Она повела глазами и указала на дальнюю стену. Я подошел к портрету. В три четверти, за рабочим столом, опершись на правую руку, левая на подлокотнике кресла, голова повернута к художнику или зрителю, легкая, насмешливая, чуть высокомерная улыбка. Белокурые волосы, голубые глаза, выпяченная нижняя губа, свежий румянец, довольно интересное лицо. Я было подумал, что это Орпен, но тут же вспомнил блистательного орпеновского ученика Лео Уилена.
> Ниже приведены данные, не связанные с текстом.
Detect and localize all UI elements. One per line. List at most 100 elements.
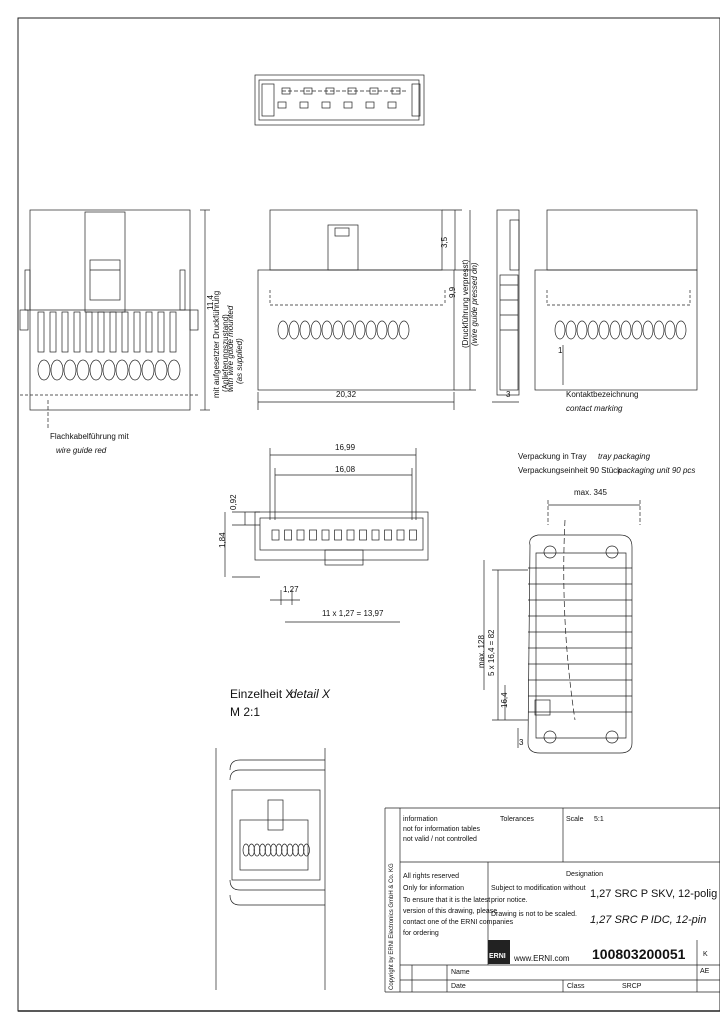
wire-coil bbox=[76, 359, 90, 381]
dim-tray-16-4: 16,4 bbox=[500, 692, 509, 708]
contact-coil bbox=[376, 320, 388, 340]
detail-title-de: Einzelheit X bbox=[230, 687, 294, 701]
note-tray-unit-en: packaging unit 90 pcs bbox=[618, 466, 696, 475]
contact-fin bbox=[157, 311, 165, 353]
contact-coil bbox=[664, 320, 676, 340]
contact-coil bbox=[299, 320, 311, 340]
note-unloaded-en: with wire guide mounted bbox=[226, 305, 235, 392]
wire-coil bbox=[115, 359, 129, 381]
contact-coil bbox=[310, 320, 322, 340]
contact-fin bbox=[121, 311, 129, 353]
erni-logo: ERNI bbox=[489, 953, 506, 960]
contact-coil bbox=[288, 320, 300, 340]
detail-title-en: detail X bbox=[290, 687, 331, 701]
tb-scale-value: 5:1 bbox=[594, 816, 604, 823]
wire-coil bbox=[248, 843, 255, 857]
dim-tray-3: 3 bbox=[519, 738, 524, 747]
contact-coil bbox=[554, 320, 566, 340]
contact-coil bbox=[365, 320, 377, 340]
wire-coil bbox=[286, 843, 294, 857]
pin-contact bbox=[296, 529, 305, 541]
tb-info-note-4: for ordering bbox=[403, 930, 439, 937]
note-contact-de: Kontaktbezeichnung bbox=[566, 390, 639, 399]
tb-part-number: 100803200051 bbox=[592, 946, 686, 962]
note-wire-guide-en: wire guide red bbox=[56, 446, 107, 455]
note-unloaded-en2: (as supplied) bbox=[235, 338, 244, 384]
dim-pitch-total: 11 x 1,27 = 13,97 bbox=[322, 609, 384, 618]
contact-coil bbox=[354, 320, 366, 340]
end-view bbox=[492, 209, 520, 403]
wire-coil bbox=[292, 843, 299, 857]
contact-fin bbox=[169, 311, 177, 353]
contact-fin bbox=[97, 311, 105, 353]
tb-class-value: SRCP bbox=[622, 983, 642, 990]
note-tray-unit-de: Verpackungseinheit 90 Stück bbox=[518, 466, 622, 475]
contact-fin bbox=[37, 311, 45, 353]
back-view bbox=[534, 209, 698, 391]
contact-coil bbox=[642, 320, 654, 340]
dim-tray-128: max. 128 bbox=[477, 635, 486, 668]
tb-info-note-3: contact one of the ERNI companies bbox=[403, 919, 514, 926]
note-loaded-de: (Druckführung verpresst) bbox=[461, 259, 470, 348]
contact-coil bbox=[332, 320, 344, 340]
pin-contact bbox=[303, 87, 313, 95]
wire-coil bbox=[37, 359, 51, 381]
tb-subject-1: Subject to modification without bbox=[491, 885, 586, 892]
tb-class-label: Class bbox=[567, 983, 585, 990]
note-tray-de: Verpackung in Tray bbox=[518, 452, 587, 461]
tb-subject-2: prior notice. bbox=[491, 897, 528, 904]
dim-1-84: 1,84 bbox=[218, 532, 227, 548]
pin-contact bbox=[384, 529, 392, 541]
contact-coil bbox=[653, 320, 665, 340]
contact-coil bbox=[321, 320, 333, 340]
wire-coil bbox=[253, 843, 261, 857]
pin-contact bbox=[365, 101, 375, 109]
pin-contact bbox=[396, 529, 405, 541]
dim-20-32: 20,32 bbox=[336, 390, 357, 399]
tb-info-3: not valid / not controlled bbox=[403, 836, 477, 843]
wire-coil bbox=[89, 359, 103, 381]
tb-scale-label: Scale bbox=[566, 816, 584, 823]
note-loaded-en: (wire guide pressed on) bbox=[470, 262, 479, 346]
top-view bbox=[254, 74, 425, 126]
pin-contact bbox=[347, 87, 357, 95]
wire-coil bbox=[128, 359, 142, 381]
tb-drawing-note: Drawing is not to be scaled. bbox=[491, 911, 577, 918]
pin-contact bbox=[277, 101, 287, 109]
dim-tray-345: max. 345 bbox=[574, 488, 607, 497]
side-view bbox=[257, 209, 476, 410]
title-block bbox=[384, 807, 720, 993]
tb-date-label: Date bbox=[451, 983, 466, 990]
tray-view bbox=[483, 500, 641, 754]
contact-coil bbox=[620, 320, 632, 340]
tb-rights: All rights reserved bbox=[403, 873, 460, 880]
wire-coil bbox=[63, 359, 77, 381]
pin-contact bbox=[391, 87, 401, 95]
contact-coil bbox=[277, 320, 289, 340]
tb-tolerances: Tolerances bbox=[500, 816, 534, 823]
contact-fin bbox=[145, 311, 153, 353]
pin-contact bbox=[359, 529, 367, 541]
dim-0-92: 0,92 bbox=[229, 494, 238, 510]
pin-contact bbox=[321, 529, 330, 541]
tb-designation-en: 1,27 SRC P IDC, 12-pin bbox=[590, 914, 707, 926]
tb-info-note-1: To ensure that it is the latest bbox=[403, 897, 491, 904]
pin-contact bbox=[299, 101, 309, 109]
note-wire-guide-de: Flachkabelführung mit bbox=[50, 432, 129, 441]
contact-coil bbox=[609, 320, 621, 340]
tb-info-note-2: version of this drawing, please bbox=[403, 908, 498, 915]
wire-coil bbox=[275, 843, 283, 857]
pin-contact bbox=[321, 101, 331, 109]
tb-sheet-mark: K bbox=[703, 951, 708, 958]
contact-fin bbox=[49, 311, 57, 353]
tb-name-label: Name bbox=[451, 969, 470, 976]
contact-coil bbox=[576, 320, 588, 340]
contact-coil bbox=[398, 320, 410, 340]
tb-info-2: not for information tables bbox=[403, 826, 481, 833]
pin-contact bbox=[387, 101, 397, 109]
tb-revision: AE bbox=[700, 968, 710, 975]
contact-coil bbox=[565, 320, 577, 340]
contact-fin bbox=[61, 311, 69, 353]
pin-contact bbox=[284, 529, 292, 541]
— Когда написан? — спросил я не оборачиваясь, не отрывая восхищенного взгляда от мастерской работы и любопытной натуры. — Кисти Уилена?
— В тридцать пятом. Да, Уилен был тогда в большой моде.
Я возвратился к камину.
— Очень впечатляет.
— В тот день вы встретились впервые, и он на тебя произвел такое впечатление, что мне даже смешно стало, но я не рассердилась и не удивилась, когда ты после его ухода изумленно спросил: «Развод? По-моему, славный малый. Чем он вам плох?» Я подождала, пока снова грохнула входная дверь и его «бентли» отъехал, потом сказала — и ты был первый и последний человек, которому я это сказала, очень уж в гнусном настроении ты застал меня в тот сочельник: «Всем он хорош, хоть и нудноват, — только он ничего не может. А я хочу иметь детей». Тут он, конечно, был чем слабее, тем сильнее: он ведь знал, что ничего подобного я на суде не скажу. Знал, что я понимаю: не быть ему после этого гинекологом, в Дублине во всяком случае.
Неужели все это правда? Импотент? Тот здоровяк, которого я увидел утром в Росмин-парке? У нее же есть взрослая дочь, Анадиона. И они по-прежнему живут вместе. Разве что Анадиона не его дочь?